Once you understand the relations in your data model, you will have solved more than 50% of your task and I am pretty sure then you can answer your question by yourself.

Of course, through such an analysis, you might overlook something, and that is why your deletion scripts have to be tested just like any other piece of software - not on the "live database", but on a test system, ideally filled with data from the live system.


Yes, there is no way round a deeper analysis of this deletion requirement. And there's no shortcut for protecting sensitive information. In addition to the nice answers already made, I'd like to share some thoughts:

  • if you'd manage to delete everything you had to from the database, there would still be plenty of evidence of this data in the older back- ups, in the logs, and most of all in the files managed by the DBMS (i.e. Many db systems use this file space as a kind of memory block and do no necessarily overwrite data that was deleted until enough new data would be added). If your db is kept on SSD storage it's even worse because the SSD driver will avoid overwriting as much as possible. So total deletion for ensuring governmental grade of sensitivity would require several operating procedures to complement your database action.
  • but from your wording, I understand that your issue is more about dependency management, i.e. deleting just the minimum but if possible nothing because of all the relations that could break your application consistency. If it's like that (and the sensitivity is not of classified level) you could consider the approach of marking for deletion with overwriting of critical info (e.g.
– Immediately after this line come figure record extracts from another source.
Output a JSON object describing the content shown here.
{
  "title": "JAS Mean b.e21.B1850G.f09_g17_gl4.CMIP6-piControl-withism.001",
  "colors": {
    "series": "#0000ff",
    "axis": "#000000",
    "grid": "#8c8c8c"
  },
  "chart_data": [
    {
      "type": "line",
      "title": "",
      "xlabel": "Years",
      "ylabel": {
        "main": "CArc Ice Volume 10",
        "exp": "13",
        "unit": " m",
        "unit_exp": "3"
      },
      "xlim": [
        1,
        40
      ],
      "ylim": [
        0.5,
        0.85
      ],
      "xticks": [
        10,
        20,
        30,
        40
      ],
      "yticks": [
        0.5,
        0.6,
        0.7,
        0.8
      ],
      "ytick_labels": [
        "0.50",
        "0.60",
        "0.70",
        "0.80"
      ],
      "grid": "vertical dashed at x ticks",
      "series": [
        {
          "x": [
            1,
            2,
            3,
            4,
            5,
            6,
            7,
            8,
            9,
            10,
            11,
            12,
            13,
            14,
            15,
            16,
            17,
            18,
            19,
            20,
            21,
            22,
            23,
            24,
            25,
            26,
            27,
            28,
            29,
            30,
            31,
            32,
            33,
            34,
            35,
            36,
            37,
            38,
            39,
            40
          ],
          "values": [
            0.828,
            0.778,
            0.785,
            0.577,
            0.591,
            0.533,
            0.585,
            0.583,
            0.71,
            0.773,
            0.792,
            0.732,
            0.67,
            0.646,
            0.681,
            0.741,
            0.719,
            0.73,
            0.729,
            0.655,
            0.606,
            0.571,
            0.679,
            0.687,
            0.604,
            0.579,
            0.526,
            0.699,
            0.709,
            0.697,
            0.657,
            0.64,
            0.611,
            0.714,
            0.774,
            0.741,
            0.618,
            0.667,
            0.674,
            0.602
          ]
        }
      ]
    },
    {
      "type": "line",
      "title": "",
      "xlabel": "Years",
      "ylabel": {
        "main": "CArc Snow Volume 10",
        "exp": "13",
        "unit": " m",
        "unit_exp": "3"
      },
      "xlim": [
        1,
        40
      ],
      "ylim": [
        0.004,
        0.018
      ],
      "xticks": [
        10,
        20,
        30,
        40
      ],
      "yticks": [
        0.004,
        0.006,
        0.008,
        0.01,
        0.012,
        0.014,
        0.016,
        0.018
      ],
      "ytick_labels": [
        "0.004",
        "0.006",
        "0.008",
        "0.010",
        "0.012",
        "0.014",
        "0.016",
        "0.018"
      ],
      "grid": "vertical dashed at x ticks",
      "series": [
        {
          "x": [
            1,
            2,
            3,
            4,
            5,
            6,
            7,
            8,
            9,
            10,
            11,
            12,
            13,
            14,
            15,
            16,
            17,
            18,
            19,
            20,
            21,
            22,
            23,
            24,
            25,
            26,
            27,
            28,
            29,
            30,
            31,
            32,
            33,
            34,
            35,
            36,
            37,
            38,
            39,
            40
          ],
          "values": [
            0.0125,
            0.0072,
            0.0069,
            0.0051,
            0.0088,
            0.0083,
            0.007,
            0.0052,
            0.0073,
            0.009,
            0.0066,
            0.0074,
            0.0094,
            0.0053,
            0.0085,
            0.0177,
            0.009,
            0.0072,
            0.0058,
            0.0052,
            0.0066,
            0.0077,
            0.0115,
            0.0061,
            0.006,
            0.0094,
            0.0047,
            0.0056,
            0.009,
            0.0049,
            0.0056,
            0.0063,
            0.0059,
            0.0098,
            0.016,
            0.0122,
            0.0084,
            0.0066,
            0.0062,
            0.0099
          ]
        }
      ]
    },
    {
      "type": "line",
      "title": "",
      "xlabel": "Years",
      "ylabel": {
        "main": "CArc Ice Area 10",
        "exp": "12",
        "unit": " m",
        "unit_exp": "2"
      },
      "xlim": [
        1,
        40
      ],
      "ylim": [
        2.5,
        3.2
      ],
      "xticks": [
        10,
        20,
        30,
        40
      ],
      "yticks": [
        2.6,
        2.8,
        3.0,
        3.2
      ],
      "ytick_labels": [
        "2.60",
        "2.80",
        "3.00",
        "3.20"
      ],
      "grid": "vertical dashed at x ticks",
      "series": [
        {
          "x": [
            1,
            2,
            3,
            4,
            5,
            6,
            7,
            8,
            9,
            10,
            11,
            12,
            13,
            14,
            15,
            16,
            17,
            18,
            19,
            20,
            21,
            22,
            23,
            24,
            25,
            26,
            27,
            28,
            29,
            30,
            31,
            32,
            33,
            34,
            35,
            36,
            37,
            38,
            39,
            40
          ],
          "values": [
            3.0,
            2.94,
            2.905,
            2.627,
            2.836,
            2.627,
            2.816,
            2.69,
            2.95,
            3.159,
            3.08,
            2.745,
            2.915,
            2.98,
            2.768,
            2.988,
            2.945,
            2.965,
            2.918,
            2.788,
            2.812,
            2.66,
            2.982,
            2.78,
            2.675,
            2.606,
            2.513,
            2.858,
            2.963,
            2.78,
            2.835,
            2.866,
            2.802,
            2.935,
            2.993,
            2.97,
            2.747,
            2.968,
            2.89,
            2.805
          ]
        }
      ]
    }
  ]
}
You'd mark for deletion the record, filter this at app level, and overwrite some sensitive fields like product name in the db which could allow to recognize the marked for deleted data). This approach is a workaround for legacy systems but in the long run you have to get full understanding of you relations so to be able to make surgical interventions like that.
  • finally, you have to understand fully the need, not only to chose the best solution, but also to see if it's reasonable and avoid being accomplice of some obviously illegal activities ( especially if you work on financial systems or systems submitted to SOX or GMP regulation)
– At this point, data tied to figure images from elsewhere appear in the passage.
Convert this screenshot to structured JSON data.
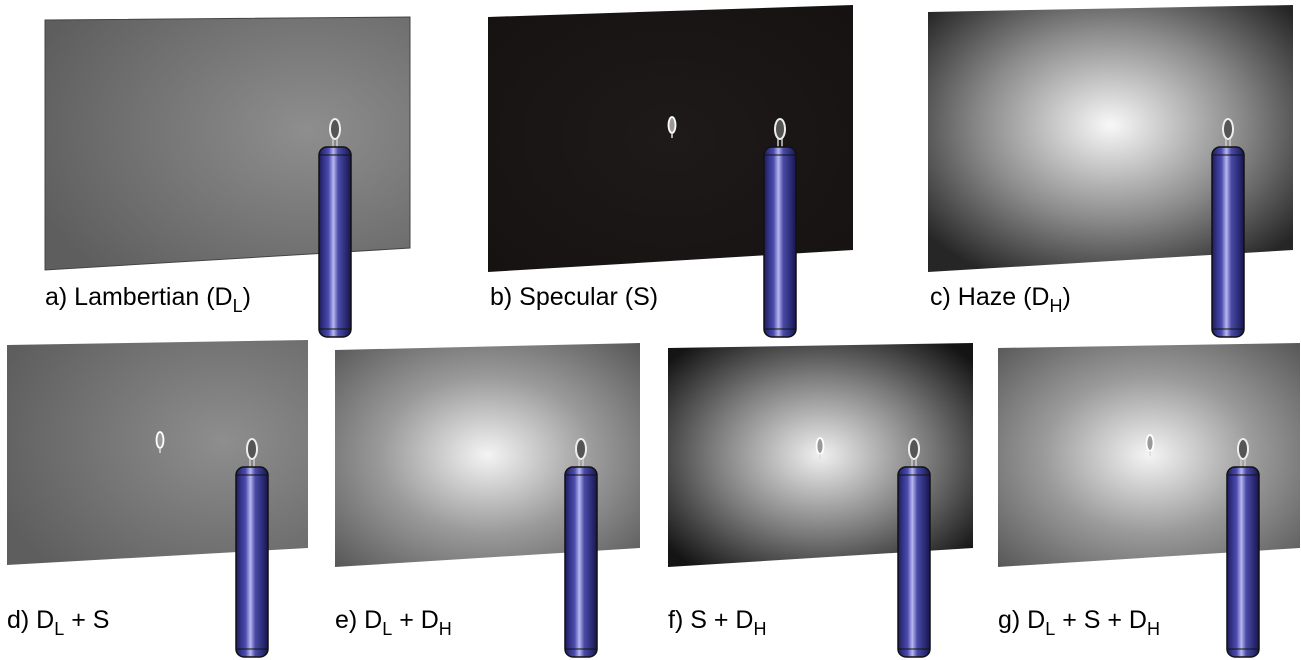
{
  "panels": [
    {
      "label": [
        {
          "text": "a) Lambertian (D"
        },
        {
          "sub": "L"
        },
        {
          "text": ")"
        }
      ]
    },
    {
      "label": [
        {
          "text": "b) Specular (S)"
        }
      ]
    },
    {
      "label": [
        {
          "text": "c) Haze (D"
        },
        {
          "sub": "H"
        },
        {
          "text": ")"
        }
      ]
    },
    {
      "label": [
        {
          "text": "d) D"
        },
        {
          "sub": "L"
        },
        {
          "text": " + S"
        }
      ]
    },
    {
      "label": [
        {
          "text": "e) D"
        },
        {
          "sub": "L"
        },
        {
          "text": " + D"
        },
        {
          "sub": "H"
        }
      ]
    },
    {
      "label": [
        {
          "text": "f) S + D"
        },
        {
          "sub": "H"
        }
      ]
    },
    {
      "label": [
        {
          "text": "g) D"
        },
        {
          "sub": "L"
        },
        {
          "text": " + S + D"
        },
        {
          "sub": "H"
        }
      ]
    }
  ]
}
I had a similar requirement for a government case management application where the database stored personal information for many people. Legal requirements were that after 10 years all the information should be removed/deleted/destroyed. The database structure was such that deleting the personal information was impossible as it was linked to work that had to be retained.

My solution was to update the personal information. Where information like phone numbers was not critical to data integrity I updated it to null. Street addresses and zip/postal codes could also be set to null.

Given the choice of updating thousands of records of people's names to John Doe or Jane Doe I created a table of fake names and used that as the source for the update.

The only issue I was not able to resolve was the city where people lived. This was also used by corporations whose addresses did not have to be cleaned. if I updated New York to a fake name then all the corporations would show that name as well.

This underlines the issue that removing sensitive information or retention is a business requirement that should be baked in when the application is designed or it can be very painful to do afterwards.